Alles neu bis zur A-Säule
Optisch wurde vor allem an der Front Hand angelegt. Bis zur A-Säule wurde der Superb komplett neu gestaltet und der neuen, selbstbewussteren Designsprache der Marke angepasst. Kühlergrill, Fahrzeuglogo, Front- und Nebelscheinwerfer, Stoßfänger, vordere Kotflügel und die Motorhaube sind neu. Das neue Škoda Logo ist nun zentral auf der leicht nach unten ragenden ,Nase‘ der Motorhaube positioniert.

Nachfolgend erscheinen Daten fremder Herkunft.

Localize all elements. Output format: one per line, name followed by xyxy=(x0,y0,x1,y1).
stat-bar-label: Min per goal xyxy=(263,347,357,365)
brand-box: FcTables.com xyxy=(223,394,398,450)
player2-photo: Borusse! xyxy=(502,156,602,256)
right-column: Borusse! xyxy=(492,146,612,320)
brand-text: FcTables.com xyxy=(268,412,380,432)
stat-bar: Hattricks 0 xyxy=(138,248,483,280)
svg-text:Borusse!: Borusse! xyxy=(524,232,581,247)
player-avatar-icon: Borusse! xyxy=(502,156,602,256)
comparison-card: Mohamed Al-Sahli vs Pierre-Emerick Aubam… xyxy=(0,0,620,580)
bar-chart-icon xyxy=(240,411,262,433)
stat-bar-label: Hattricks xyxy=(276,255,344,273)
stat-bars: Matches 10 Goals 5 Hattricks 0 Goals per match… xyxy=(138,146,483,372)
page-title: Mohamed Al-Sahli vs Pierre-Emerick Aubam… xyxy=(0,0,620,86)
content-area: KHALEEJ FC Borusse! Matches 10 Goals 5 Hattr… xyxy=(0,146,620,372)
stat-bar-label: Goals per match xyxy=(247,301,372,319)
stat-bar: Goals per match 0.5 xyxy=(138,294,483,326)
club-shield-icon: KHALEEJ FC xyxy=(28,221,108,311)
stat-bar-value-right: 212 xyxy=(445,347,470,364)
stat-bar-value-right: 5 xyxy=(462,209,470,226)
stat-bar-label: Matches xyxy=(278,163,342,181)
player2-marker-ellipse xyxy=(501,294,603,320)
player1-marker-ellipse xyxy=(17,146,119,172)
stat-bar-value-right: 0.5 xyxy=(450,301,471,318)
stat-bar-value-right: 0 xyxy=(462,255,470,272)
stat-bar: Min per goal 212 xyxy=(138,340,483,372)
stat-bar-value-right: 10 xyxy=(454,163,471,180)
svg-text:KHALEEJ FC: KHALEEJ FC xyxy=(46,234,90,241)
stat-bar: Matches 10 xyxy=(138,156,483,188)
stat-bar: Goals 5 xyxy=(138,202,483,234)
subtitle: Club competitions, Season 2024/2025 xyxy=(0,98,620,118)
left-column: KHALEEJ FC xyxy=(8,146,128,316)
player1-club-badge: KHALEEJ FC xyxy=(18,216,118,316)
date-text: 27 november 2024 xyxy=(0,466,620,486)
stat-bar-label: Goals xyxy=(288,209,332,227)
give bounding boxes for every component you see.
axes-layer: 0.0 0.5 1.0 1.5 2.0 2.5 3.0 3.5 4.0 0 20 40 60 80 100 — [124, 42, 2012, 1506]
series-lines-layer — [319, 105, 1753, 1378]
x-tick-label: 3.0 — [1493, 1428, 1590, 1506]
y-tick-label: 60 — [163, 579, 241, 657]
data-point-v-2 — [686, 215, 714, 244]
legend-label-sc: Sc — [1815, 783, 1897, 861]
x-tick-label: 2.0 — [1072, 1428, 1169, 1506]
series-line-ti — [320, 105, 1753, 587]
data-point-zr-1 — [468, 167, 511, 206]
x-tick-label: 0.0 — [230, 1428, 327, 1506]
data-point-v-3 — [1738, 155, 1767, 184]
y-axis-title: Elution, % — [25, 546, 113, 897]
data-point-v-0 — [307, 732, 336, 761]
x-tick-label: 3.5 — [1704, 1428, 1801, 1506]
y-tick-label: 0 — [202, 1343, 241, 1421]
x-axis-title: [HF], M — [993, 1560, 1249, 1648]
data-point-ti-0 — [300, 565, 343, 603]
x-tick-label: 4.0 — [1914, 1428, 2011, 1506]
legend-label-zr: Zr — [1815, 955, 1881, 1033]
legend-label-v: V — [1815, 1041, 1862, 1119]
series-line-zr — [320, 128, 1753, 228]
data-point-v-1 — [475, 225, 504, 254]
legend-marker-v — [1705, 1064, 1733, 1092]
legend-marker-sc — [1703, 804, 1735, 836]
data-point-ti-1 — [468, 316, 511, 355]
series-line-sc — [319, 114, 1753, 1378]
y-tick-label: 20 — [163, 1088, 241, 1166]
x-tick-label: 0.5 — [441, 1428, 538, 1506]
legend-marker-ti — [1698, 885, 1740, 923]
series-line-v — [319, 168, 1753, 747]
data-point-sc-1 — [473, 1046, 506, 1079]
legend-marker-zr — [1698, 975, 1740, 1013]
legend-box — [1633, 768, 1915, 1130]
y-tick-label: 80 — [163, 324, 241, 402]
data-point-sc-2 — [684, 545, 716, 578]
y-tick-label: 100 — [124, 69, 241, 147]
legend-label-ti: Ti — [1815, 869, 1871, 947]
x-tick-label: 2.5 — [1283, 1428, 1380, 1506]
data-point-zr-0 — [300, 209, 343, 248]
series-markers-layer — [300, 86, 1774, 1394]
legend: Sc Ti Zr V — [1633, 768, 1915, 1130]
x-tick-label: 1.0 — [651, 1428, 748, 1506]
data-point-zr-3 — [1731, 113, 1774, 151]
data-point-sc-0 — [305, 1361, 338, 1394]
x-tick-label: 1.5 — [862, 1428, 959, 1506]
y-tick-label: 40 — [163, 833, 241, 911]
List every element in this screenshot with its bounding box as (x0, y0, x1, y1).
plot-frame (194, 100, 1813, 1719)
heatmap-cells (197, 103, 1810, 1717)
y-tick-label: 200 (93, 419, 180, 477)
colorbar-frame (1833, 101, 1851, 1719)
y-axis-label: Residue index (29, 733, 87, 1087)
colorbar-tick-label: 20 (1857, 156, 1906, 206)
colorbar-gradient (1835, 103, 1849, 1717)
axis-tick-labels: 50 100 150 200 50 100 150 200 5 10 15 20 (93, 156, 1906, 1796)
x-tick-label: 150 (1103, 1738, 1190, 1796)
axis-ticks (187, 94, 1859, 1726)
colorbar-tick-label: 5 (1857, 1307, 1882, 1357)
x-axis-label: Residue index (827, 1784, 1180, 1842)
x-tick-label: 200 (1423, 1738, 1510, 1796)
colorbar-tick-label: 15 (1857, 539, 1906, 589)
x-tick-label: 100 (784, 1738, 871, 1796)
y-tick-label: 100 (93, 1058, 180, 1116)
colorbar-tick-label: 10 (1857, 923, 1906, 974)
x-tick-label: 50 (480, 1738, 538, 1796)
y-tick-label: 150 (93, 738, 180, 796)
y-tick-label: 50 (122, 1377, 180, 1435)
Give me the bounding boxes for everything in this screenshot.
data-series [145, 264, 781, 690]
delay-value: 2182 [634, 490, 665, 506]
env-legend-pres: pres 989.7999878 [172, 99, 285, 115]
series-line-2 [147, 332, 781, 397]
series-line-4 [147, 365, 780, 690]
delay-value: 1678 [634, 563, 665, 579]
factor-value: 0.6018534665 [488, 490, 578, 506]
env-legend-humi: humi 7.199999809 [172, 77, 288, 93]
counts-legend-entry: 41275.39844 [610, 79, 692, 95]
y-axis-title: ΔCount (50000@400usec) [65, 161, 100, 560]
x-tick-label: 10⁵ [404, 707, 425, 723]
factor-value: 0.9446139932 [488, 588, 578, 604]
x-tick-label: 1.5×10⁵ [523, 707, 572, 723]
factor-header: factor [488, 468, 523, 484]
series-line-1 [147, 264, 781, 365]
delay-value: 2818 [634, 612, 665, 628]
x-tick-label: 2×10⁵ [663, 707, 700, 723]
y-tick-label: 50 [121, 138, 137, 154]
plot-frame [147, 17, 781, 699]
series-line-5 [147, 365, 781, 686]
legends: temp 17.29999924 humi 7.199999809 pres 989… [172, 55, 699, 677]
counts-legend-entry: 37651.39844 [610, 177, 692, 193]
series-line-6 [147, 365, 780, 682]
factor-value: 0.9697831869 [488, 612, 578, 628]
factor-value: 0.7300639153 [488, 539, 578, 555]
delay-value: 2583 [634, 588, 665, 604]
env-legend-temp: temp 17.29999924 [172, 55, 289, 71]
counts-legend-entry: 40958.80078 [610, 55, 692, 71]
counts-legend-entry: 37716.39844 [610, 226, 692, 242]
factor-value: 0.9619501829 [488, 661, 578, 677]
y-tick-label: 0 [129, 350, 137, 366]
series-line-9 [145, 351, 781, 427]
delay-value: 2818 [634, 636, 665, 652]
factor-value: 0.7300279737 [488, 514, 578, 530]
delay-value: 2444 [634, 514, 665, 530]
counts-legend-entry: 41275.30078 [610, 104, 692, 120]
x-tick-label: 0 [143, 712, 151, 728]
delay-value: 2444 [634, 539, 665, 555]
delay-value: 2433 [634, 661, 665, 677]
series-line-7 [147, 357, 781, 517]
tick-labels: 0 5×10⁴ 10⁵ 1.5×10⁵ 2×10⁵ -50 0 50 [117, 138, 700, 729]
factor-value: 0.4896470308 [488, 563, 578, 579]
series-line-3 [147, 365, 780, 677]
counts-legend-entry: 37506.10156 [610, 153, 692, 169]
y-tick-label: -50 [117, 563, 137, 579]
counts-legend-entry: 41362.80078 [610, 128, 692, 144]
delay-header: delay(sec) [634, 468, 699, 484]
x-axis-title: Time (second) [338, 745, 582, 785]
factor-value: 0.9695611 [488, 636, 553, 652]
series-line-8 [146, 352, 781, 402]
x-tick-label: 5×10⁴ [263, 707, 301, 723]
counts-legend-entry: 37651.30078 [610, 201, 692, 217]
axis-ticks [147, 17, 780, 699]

Für besondere Ausdrucksstärke des neuen Superb-Gesichts sorgen die komplett neu entwickelten Frontscheinwerfer. In der getesteten Ausstattungsvariante „Elegance“ verfügt der neue Superb Combi über Bi-Xenon-Scheinwerfer mit automatischer Leuchtweitenregulierung, dynamischem Kurvenlicht und integriertem LED-Tagfahr- licht. Auch die 17-Zoll-Leichtmetallfelgen sind in der Ausstattung Elegance serienmäßig mit dabei.